Этот следователь впоследствии неоднократно возвращался к тем же вопросам и вызывал меня в комиссию даже после моего освобождения из-под стражи, проявляя особый интерес к пораженческому движению среди рабочих и наших политических эмигрантских групп во время войны. Комиссия никаких решений по делу выступления большевиков 3-5 июля так и не вынесла, так как действия ее сами собой прекратились вместе с октябрьским переворотом.

Ввиду настойчивых требований со стороны арестованных о предъявлении им обвинений и объяснении причин содержания под стражей министр юстиции Переверзев придумал новый закон о «внесудебных арестах», который был скопирован главным образом с старого положения 1881 г. о Государственной охране, но с весьма неудачными добавлениями и поправками. Трудно вообще было сообразить, к кому этот закон может быть применим и в каких случаях. Выходило так, что этот закон издан исключительно чтобы оправдать Временное правительство в беззаконном содержании под стражей тех лиц, коим невозможно было предъявить каких-либо обвинении, но коих правительство считало своими врагами. Это и подтвердилось немедленно по обнародовании этого закона. Многим арестованным сейчас же была назначена высшая мера наказания - три месяца содержания в тюрьме, без зачета того времени, которое было проведено под стражей до издания закона.

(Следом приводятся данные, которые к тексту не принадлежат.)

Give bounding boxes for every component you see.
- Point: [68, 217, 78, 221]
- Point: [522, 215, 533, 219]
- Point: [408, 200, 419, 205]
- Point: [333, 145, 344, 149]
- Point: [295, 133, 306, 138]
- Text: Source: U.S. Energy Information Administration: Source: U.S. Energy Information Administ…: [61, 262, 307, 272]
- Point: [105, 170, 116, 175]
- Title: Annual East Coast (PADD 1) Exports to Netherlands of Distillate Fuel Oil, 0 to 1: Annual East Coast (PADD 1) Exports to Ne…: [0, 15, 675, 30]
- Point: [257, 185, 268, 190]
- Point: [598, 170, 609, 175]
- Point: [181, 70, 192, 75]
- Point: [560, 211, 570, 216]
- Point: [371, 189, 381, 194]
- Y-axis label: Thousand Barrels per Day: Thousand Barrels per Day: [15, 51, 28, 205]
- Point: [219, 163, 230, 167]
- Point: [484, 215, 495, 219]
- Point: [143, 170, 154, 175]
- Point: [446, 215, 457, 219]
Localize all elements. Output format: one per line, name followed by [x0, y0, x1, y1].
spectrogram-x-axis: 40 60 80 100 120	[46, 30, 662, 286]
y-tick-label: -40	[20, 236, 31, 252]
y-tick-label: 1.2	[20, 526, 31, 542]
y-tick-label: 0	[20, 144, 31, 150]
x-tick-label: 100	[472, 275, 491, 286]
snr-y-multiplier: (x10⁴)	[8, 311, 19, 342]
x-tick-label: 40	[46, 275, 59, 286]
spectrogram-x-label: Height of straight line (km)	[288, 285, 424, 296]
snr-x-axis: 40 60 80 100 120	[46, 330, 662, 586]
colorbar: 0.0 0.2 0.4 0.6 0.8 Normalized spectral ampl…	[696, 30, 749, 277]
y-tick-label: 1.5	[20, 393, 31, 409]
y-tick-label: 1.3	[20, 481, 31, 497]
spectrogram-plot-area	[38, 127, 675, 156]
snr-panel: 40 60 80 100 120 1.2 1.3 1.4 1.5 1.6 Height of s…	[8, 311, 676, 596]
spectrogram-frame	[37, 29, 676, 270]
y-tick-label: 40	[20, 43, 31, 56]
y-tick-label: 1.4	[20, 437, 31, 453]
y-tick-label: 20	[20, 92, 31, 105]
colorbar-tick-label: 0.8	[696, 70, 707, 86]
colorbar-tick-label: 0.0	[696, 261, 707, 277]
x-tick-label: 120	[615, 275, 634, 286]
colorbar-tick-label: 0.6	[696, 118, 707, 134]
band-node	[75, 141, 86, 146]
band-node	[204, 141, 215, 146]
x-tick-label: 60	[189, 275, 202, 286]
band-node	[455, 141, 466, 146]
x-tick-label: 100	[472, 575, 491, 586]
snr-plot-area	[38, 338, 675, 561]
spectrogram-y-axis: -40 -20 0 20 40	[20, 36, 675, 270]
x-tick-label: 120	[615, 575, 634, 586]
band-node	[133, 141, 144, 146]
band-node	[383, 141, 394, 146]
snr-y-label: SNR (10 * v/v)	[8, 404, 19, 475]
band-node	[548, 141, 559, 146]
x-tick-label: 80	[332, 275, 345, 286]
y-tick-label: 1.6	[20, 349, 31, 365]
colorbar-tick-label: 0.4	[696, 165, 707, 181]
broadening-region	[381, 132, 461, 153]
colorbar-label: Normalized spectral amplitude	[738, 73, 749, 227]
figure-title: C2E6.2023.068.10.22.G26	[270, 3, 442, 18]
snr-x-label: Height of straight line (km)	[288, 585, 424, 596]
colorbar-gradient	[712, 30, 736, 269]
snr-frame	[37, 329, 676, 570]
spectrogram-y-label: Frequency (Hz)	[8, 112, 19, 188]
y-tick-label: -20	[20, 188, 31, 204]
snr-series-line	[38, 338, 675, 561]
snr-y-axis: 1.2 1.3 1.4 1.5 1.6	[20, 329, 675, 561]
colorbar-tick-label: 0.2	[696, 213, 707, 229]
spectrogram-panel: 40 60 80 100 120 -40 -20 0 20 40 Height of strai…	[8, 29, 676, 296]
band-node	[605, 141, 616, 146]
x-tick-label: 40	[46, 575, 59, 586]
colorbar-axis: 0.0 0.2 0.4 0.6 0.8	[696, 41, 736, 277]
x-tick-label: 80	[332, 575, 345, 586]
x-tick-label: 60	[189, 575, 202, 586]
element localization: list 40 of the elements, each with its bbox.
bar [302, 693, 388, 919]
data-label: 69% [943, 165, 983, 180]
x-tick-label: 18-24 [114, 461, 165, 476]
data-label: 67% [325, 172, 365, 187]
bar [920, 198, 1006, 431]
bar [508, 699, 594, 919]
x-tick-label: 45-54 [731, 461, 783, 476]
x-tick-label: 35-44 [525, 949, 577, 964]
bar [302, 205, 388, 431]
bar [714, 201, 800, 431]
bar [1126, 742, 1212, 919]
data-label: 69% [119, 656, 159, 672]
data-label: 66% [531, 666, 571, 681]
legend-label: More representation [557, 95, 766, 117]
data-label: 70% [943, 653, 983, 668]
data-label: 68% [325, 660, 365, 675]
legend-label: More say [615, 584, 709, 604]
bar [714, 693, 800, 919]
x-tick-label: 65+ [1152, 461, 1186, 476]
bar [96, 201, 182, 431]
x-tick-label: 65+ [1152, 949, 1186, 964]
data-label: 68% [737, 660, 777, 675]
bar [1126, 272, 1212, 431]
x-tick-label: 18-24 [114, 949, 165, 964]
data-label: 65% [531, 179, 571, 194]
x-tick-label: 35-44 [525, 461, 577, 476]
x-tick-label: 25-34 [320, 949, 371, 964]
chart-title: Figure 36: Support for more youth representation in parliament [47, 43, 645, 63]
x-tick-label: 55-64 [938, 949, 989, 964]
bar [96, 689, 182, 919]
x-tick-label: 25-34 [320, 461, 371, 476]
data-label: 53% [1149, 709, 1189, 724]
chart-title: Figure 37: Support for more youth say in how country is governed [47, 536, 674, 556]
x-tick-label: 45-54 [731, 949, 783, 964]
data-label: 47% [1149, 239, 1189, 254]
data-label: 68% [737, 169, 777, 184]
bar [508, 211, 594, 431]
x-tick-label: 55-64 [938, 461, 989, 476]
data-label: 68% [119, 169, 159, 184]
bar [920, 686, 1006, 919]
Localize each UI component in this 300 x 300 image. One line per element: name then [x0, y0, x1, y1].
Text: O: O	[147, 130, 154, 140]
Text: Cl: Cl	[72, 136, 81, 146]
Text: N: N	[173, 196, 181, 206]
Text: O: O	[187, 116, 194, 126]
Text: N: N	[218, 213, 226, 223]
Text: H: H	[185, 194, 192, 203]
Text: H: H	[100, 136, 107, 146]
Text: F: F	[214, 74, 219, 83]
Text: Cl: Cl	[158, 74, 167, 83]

Я под этот закон не попал; очевидно, мое преступление считалось более тяжким, а потому прокурором Петроградской судебной палаты Каринским было предписано судебному следователю по особо важным делам Ставровскому привлечь меня к судебной ответственности по 2 ч. 342 ст. Уложения о наказаниях, то есть по обвинению в превышении или бездействии власти. Сущность обвинения заключалась в том, что я якобы незаконно пользовался услугами секретных сотрудников, или, как их теперь называли «провокаторов». В виде материала было приложено дело «Вестника Временного правительства», в которых было опубликовано 152 разоблаченные сотрудника. Судебный следовать Ставровский, получивший вышеупомянутый материал, состава, преступления не нашел, о чем мне объявил и попросил меня по этому вопросу свидетельское показание, что и было мной исполнено Я показал, что вея борьбу с революционным движением по долгу службы и в этой борьбе как средством пользовался секретной агентурой, что нисколько не противоречит закону и. кроме того этот метод работы правительством был введен в систему повсеместно уже десятки лет тому назад. Затем, если б я не пользовался секретной агентурой, то есть не имел секретных сотрудников то действительно мог бы обвиняться в преступлении, предусмотренном 2 ч. 342 ст. Уложения о наказаниях, то есть в бездействии власти. На этом Ставровский закончил следствие, составив постановление о прекращении дела и освобождении меня из-под стражи.

Через день, на основании предложения судебного следователя Ставровского коменданту гауптвахты, я был освобожден. Но мое освобождение, как я потом узнал, вызвало сильное неудовольствие Карийского и Переверзева, и Ставровский, отказавшийся меня обвинять, вынужден был выйти в отставку.

Итак, пробывши почти полгода в заключении, я вновь очутился на свободе.